魔物の素材が意味を持つのだ。これがどういうことかというと、物凄い革命的なことなのだ。
「けほっけほっ。あっしは風邪をひいたみたいでさ。熱もあるな、こりゃ親分帰っても良いですかい?」
「ガイ様の健康状態は36.5度。平熱で健康体です。このスレイプニルは運転手の健康状態も確認できるのです。えっへん」
「黙れ、このポンコツ! あっしの仕事が増えるだろ! ようやくダツたちの武具を作り終えたのに!」
危機を感じる第六感を持つ勇者ガイ。なぜか親分がガイを新型に変える未来が予想できてしまうのだ。さすがは勇者。自分の危機には敏感だ。
「いきなりガイには適用しないでつよ。スキルレベルを変えて、スミスを作りまつ。どのように魔物素材の効果が出るか? 鍛治と合わさった時にはどうなるか? 研究していきまつ」
親分があっしに優しいと、涙目になる山賊。常日頃どれだけブラックな環境がわかってしまう光景だった。
「だんちょー。それよりも追われている馬車が遠くに見えるよ?」
「ほへ?」
リンがスッと遠くを指差す。その先には雪を蹴散らして進む魔物のような馬が牽く馬車が結構な速さで走っていた。周りには騎士たちがやはり馬に乗り並走している。

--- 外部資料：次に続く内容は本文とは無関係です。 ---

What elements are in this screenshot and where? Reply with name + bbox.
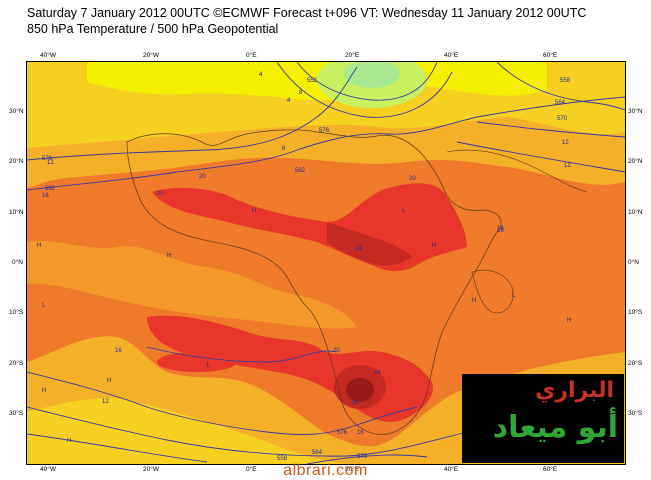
pressure-centre: H: [472, 298, 476, 304]
lat-tick-right: 10°S: [628, 309, 643, 316]
africa-coastline: [126, 129, 502, 435]
contour-label: 570: [357, 454, 368, 460]
lon-tick-bottom: 60°E: [543, 466, 558, 473]
temperature-labels: 12 16 20 20 24 20 16 12 8 4 16 20 24 16 …: [42, 72, 571, 436]
contour-label: 576: [337, 430, 348, 436]
contour-label: 28: [352, 400, 359, 406]
pressure-centre: H: [167, 253, 171, 259]
contour-label: 20: [157, 191, 164, 197]
pressure-centre: L: [402, 208, 406, 214]
lon-tick-top: 60°E: [543, 52, 558, 59]
pressure-centre: H: [432, 243, 436, 249]
contour-label: 4: [287, 98, 291, 104]
lat-tick-right: 0°N: [628, 259, 639, 266]
contour-label: 20: [199, 174, 206, 180]
lon-tick-bottom: 20°E: [345, 466, 360, 473]
pressure-centre: L: [207, 363, 211, 369]
contour-label: 12: [562, 140, 569, 146]
contour-label: 8: [282, 146, 286, 152]
lon-tick-top: 40°E: [444, 52, 459, 59]
darkest-red-south: [346, 378, 374, 402]
lon-tick-top: 0°E: [246, 52, 257, 59]
contour-label: 564: [312, 450, 323, 456]
contour-label: 570: [557, 116, 568, 122]
geopotential-labels: 576 582 564 558 552 570 576 582 576 564 …: [42, 78, 571, 462]
pressure-centre: H: [42, 388, 46, 394]
contour-label: 558: [277, 456, 288, 462]
madagascar-outline: [471, 269, 514, 314]
atlantic-orange: [27, 240, 357, 329]
cold-core-inner: [344, 62, 400, 88]
site-watermark: albrari.com: [283, 462, 368, 479]
lat-tick-left: 0°N: [12, 259, 23, 266]
pressure-centre: H: [107, 378, 111, 384]
pressure-centre: H: [567, 318, 571, 324]
lat-tick-right: 30°S: [628, 410, 643, 417]
dark-red-core-north: [327, 222, 412, 266]
contour-label: 8: [299, 90, 303, 96]
contour-label: 576: [319, 128, 330, 134]
lat-tick-right: 10°N: [628, 209, 643, 216]
lon-tick-top: 40°W: [40, 52, 56, 59]
contour-label: 16: [357, 430, 364, 436]
contour-label: 12: [47, 160, 54, 166]
contour-label: 16: [497, 228, 504, 234]
contour-label: 564: [555, 100, 566, 106]
lat-tick-right: 20°N: [628, 158, 643, 165]
pressure-centre: H: [252, 208, 256, 214]
contour-label: 16: [115, 348, 122, 354]
pressure-centre: L: [512, 293, 516, 299]
red-atlantic-streak: [157, 352, 237, 372]
lat-tick-right: 30°N: [628, 108, 643, 115]
contour-label: 24: [374, 370, 381, 376]
pressure-centre: H: [67, 438, 71, 444]
contour-label: 552: [307, 78, 318, 84]
lon-tick-bottom: 40°W: [40, 466, 56, 473]
contour-label: 12: [102, 399, 109, 405]
forecast-subtitle: 850 hPa Temperature / 500 hPa Geopotenti…: [27, 22, 279, 36]
lat-tick-left: 20°N: [9, 158, 24, 165]
contour-label: 16: [42, 193, 49, 199]
contour-label: 24: [355, 246, 362, 252]
lat-tick-left: 30°N: [9, 108, 24, 115]
logo-line-1: البراري: [535, 378, 614, 403]
lat-tick-left: 10°S: [9, 309, 24, 316]
contour-label: 20: [409, 176, 416, 182]
contour-label: 20: [333, 348, 340, 354]
pressure-centre: H: [37, 243, 41, 249]
contour-label: 576: [42, 156, 53, 162]
lat-tick-left: 10°N: [9, 209, 24, 216]
lon-tick-bottom: 0°E: [246, 466, 257, 473]
geopotential-contours: [27, 62, 625, 464]
lon-tick-top: 20°E: [345, 52, 360, 59]
lat-tick-right: 20°S: [628, 360, 643, 367]
forecast-title: Saturday 7 January 2012 00UTC ©ECMWF For…: [27, 6, 587, 20]
contour-label: 4: [259, 72, 263, 78]
south-yellow: [27, 397, 347, 464]
lon-tick-top: 20°W: [143, 52, 159, 59]
lon-tick-bottom: 20°W: [143, 466, 159, 473]
albrari-logo: البراري أبو ميعاد: [462, 374, 624, 463]
contour-label: 16: [497, 226, 504, 232]
contour-label: 582: [295, 168, 306, 174]
contour-label: 582: [45, 186, 56, 192]
lat-tick-left: 30°S: [9, 410, 24, 417]
arabia-coastline: [446, 149, 588, 193]
pressure-centre: L: [42, 303, 46, 309]
contour-label: 558: [560, 78, 571, 84]
lon-tick-bottom: 40°E: [444, 466, 459, 473]
pressure-centres: H L H H L H H L H H H L H: [37, 208, 571, 444]
logo-line-2: أبو ميعاد: [492, 410, 618, 445]
lat-tick-left: 20°S: [9, 360, 24, 367]
contour-label: 12: [564, 163, 571, 169]
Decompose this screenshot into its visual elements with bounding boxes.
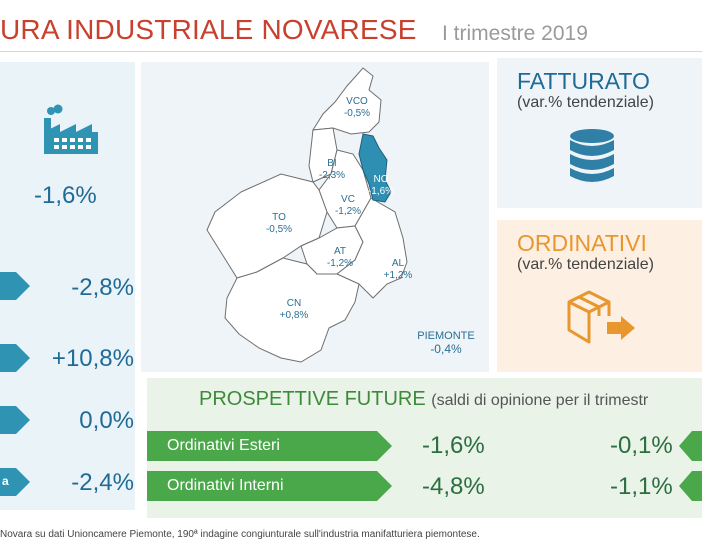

そしてその後ろに広がる雪原に鮫のヒレだけが見えていた。遠目でもヒレだとわかることから、かなりの大きさの鮫が雪の中にいそうな予感。
「こんな雪の中を移動している? 旅をしてきたのでつかね? 馬車は立派に見えまつし」
「ん、どうする、だんちょー?」
聞いてくる侍少女へと、答えは決まっているよねと答える。
「助ける一択でつ。テンプレイベントでつが、ハードな異世界と言うのが気にかかりまつが……」
ギュンターに続き、俺もテンプレイベントかなぁと思う中で黒幕幼女は馬車を助けるべく、駆け出すのであった。